Can you describe how to do this?
With break the headlamp you really mean break/crack the plasic at the back to reach the LED?


----------



## BBW (Feb 25, 2004)

I bought one long time ago and it is useless in its original state. The "spot" is more like an aberration, something distracting. Actually I think that the amount of light is not so bad but the reflector is the worst thing I have ever seen (SHAME CATEYE) even for a cheap light.
I have several cateye pos sitting in a drawer, they are useless.
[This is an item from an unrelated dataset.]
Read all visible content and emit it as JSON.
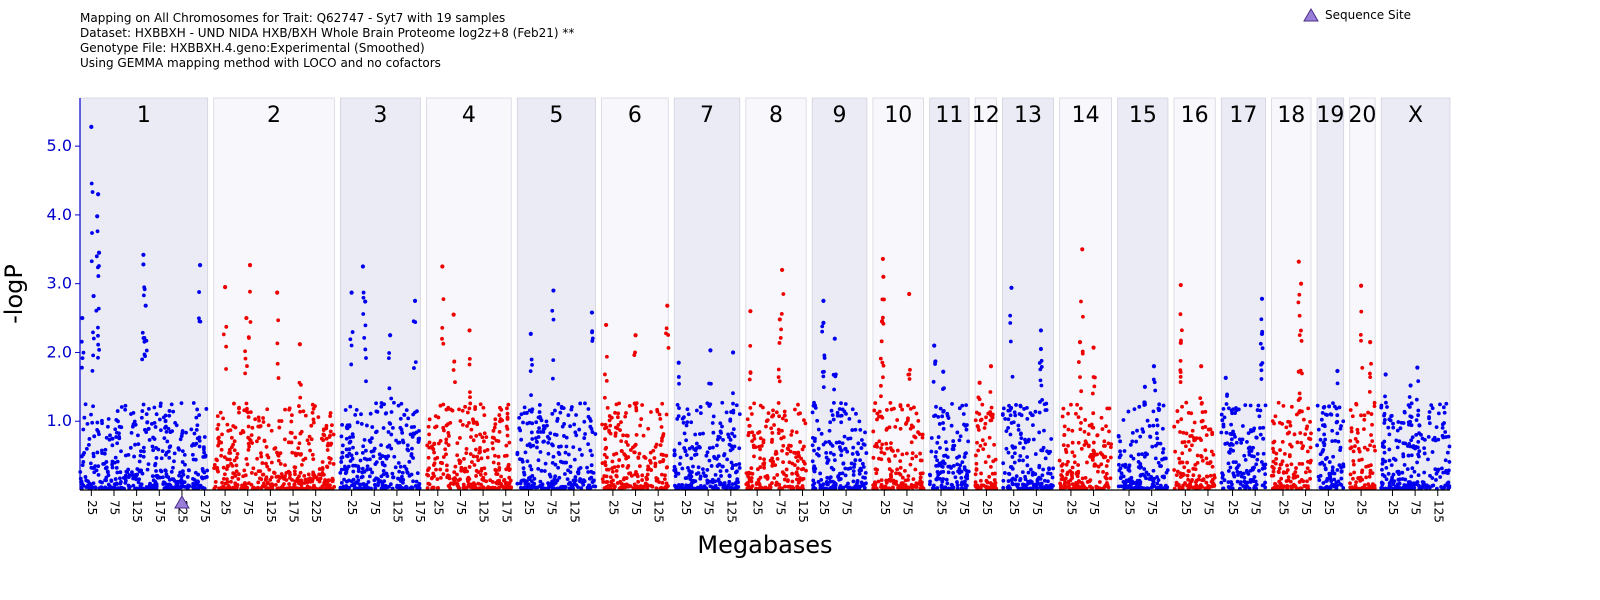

Save and buy a real light believe me.


----------



## Dominik.M (Sep 21, 2007)

Here you have : CATEYE HL-EL530 - SSC rules ! :thumbsup:


----------



## Dominik.M (Sep 21, 2007)

They don't have to shame anything - they made one of the best 1W Luxeon based lamps HL-EL500*G* - they are selling it only in Germany at the same price as they are selling international version in other countries...
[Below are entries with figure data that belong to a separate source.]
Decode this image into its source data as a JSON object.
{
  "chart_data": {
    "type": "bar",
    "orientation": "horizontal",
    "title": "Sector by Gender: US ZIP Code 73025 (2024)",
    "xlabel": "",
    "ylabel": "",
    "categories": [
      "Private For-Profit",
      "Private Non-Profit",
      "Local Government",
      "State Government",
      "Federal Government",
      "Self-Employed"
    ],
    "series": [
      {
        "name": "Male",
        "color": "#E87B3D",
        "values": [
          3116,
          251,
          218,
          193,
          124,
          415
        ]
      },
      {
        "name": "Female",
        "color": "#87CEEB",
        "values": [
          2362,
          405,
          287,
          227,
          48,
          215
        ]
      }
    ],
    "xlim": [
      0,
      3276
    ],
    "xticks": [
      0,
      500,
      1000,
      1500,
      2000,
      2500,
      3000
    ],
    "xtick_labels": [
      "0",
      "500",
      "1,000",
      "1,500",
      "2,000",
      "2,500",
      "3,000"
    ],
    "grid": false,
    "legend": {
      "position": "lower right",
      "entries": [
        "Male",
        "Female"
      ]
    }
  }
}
And reflector directing most of the light on the ground is much better than oval flashlight based that is wasting 30% of the light output.

International version (there is no special version for US )








German version








German version on SSC


----------



## flatland (Aug 1, 2005)

Dominik.M said:


> Here you have : CATEYE HL-EL530 - SSC rules ! :thumbsup:


Thanks!


----------



## lucius667 (Nov 8, 2007)

Is there ANY more powerful LED MIGNON based Frontlight you can buy without modding it into a more powerful state? I mean if you can buy more powerful LEDs, there has to be an already build lamp with them?
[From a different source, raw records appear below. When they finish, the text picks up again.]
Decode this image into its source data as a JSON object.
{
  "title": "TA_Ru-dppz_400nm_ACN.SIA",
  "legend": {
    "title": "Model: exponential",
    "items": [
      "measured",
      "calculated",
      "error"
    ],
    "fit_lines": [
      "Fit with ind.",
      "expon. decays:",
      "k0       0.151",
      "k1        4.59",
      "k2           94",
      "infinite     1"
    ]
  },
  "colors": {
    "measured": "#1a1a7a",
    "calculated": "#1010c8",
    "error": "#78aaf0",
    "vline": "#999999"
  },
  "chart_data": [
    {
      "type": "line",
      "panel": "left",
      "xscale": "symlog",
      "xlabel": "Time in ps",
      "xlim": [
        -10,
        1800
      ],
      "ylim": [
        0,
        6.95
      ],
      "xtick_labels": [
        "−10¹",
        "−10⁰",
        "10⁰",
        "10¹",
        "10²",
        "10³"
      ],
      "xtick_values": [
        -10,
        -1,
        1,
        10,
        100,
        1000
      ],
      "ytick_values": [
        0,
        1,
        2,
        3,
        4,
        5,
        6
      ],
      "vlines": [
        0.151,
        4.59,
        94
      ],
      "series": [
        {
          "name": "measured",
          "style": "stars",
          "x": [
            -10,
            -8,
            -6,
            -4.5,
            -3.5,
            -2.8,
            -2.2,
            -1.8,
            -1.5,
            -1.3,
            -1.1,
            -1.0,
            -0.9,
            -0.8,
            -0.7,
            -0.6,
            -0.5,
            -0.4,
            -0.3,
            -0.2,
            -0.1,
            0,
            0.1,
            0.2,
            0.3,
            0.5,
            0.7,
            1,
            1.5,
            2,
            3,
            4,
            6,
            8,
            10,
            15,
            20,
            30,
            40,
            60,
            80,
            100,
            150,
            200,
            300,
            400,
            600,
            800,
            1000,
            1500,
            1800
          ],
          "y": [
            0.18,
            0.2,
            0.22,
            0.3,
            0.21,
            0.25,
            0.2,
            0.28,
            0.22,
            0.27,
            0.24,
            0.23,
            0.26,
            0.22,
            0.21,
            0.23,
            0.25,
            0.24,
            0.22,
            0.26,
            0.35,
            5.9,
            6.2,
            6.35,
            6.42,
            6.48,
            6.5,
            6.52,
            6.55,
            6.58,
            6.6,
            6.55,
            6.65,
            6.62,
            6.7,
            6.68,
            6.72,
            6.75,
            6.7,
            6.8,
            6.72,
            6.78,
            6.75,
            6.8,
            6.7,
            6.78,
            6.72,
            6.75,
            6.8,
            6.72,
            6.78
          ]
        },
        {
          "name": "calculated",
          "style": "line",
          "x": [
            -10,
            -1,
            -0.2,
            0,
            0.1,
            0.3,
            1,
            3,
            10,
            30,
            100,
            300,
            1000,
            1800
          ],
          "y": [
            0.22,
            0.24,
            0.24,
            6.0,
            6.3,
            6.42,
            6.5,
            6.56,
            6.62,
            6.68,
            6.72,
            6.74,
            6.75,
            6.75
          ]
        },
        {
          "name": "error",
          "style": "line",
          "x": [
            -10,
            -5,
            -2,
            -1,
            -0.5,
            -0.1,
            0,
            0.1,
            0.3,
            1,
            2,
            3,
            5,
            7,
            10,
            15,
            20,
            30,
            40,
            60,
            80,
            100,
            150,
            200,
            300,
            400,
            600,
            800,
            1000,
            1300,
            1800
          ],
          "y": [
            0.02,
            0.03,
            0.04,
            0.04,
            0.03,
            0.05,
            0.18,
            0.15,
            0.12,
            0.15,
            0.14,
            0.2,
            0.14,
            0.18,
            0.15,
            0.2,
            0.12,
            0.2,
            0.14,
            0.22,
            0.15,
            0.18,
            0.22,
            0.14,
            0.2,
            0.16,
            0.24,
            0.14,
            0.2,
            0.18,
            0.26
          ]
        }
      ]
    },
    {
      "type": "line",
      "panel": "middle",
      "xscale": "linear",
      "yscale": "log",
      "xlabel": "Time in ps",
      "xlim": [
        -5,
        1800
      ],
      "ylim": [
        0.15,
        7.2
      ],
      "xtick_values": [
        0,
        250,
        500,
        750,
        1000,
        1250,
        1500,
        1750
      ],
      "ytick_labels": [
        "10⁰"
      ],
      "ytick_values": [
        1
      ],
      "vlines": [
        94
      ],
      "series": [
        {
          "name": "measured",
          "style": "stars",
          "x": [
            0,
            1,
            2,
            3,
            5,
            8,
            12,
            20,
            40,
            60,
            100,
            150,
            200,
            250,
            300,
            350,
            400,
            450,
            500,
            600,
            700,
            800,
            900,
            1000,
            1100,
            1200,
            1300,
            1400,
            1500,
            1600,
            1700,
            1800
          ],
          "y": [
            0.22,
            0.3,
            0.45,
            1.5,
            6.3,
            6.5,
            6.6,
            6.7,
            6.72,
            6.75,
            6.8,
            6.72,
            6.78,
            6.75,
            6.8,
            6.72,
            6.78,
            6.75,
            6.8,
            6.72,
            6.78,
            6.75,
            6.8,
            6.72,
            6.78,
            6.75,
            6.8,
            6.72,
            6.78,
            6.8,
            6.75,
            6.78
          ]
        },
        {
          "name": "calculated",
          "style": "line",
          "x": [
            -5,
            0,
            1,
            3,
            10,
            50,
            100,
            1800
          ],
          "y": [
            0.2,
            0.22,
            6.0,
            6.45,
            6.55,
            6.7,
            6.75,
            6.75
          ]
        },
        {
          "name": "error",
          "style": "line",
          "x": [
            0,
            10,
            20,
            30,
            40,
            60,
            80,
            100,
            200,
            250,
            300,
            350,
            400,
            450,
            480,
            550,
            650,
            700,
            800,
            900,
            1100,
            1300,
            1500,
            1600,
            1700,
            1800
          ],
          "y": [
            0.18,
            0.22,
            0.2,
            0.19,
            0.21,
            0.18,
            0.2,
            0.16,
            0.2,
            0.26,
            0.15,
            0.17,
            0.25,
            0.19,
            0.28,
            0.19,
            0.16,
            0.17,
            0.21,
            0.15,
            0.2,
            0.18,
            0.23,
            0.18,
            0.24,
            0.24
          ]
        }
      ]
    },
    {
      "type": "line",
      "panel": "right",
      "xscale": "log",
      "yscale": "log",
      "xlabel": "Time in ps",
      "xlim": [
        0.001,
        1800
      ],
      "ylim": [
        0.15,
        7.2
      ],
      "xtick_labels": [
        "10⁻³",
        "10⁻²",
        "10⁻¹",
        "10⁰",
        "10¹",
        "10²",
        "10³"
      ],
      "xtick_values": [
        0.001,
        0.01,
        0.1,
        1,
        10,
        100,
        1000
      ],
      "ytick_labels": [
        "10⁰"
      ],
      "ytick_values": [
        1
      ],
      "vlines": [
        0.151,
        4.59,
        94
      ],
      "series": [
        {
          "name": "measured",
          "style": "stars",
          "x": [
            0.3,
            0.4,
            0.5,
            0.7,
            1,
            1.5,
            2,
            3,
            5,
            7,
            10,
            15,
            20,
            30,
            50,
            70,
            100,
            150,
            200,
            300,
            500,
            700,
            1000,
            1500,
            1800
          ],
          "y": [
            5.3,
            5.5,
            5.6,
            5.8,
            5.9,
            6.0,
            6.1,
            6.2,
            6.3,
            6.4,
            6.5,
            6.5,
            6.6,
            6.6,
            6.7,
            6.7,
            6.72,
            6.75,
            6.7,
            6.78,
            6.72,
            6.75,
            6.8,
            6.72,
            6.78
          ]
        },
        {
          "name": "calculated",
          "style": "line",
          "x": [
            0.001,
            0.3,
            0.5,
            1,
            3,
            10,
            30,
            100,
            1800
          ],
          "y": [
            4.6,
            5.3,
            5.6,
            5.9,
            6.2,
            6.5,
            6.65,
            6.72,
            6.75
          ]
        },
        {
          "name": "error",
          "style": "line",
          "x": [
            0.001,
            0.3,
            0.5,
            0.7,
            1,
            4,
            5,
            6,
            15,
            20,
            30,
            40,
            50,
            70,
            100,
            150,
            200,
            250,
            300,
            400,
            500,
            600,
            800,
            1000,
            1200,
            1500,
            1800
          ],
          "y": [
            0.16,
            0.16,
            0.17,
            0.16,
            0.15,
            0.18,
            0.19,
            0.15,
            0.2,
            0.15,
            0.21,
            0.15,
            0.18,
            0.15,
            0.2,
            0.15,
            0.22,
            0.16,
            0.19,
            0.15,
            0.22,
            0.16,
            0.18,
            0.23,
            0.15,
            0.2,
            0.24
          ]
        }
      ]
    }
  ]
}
I am searching for the most powerful mignon based LED frontlight - if it is not the cateye HL-EL530...


----------



## AttilaTheHun (Oct 31, 2007)

*Much obliged*

I want to thank all of you folks for the very helpful posts on this conversion. I have one of these Cateye's, and was inspired to replace the LED as you suggested. Mind you, I have almost no electronics knowledge or experience. I figured that this project would be a good test case to see whether I want to try to build my own light one of these days.

The Cateye conversion went swimmingly! I bought 2 SS4 emitters on the assumption that I'd fry one of them in the process (which I didn't do). Before the fact, my family voted 3 to 0 against my being able to get the thing working after I glued it together, but it worked quite nicely. I proved them wrong (but got no apologies)! I now have a much brighter (SS4) hot-rodded Cateye. I feel silly trying to give suggestions or advice, being such a neophyte, but I'd like to contribute something, so here are my observations:
1. For desoldering, I have tried a little vacuum pump made for that purpose, and desoldering braid. The braid works much better.
2. My meter's continuity tester does light up the SS4, and that's the only way I could figure out which lead on the emitter was + and which was -.
3. I used an ice cube as an extended heatsink when soldering, but I think it was unnecessary. 
4. It looks to me like these LED's are more robust than I feared, as far as heat from a soldering iron. I took my sweet time desoldering the old LED, and to my surprise even that didn't fry it. The old one still lights up on my meter.
5. Based on some of the concerns I saw posted regarding superglue, I used a dual compound plastic epoxy from Murray's auto. It seemed to work nicely, but it stunk to high heaven. I do not see any matting or distortion on the LED, so as far as I can tell there was no damage.

Once again, I really admire the torchbearers and ground breakers. I never would have had the guts to be the first one to crack open the EL530, but somebody else did it, and many have subsequently benefited. Thanks everyone.


----------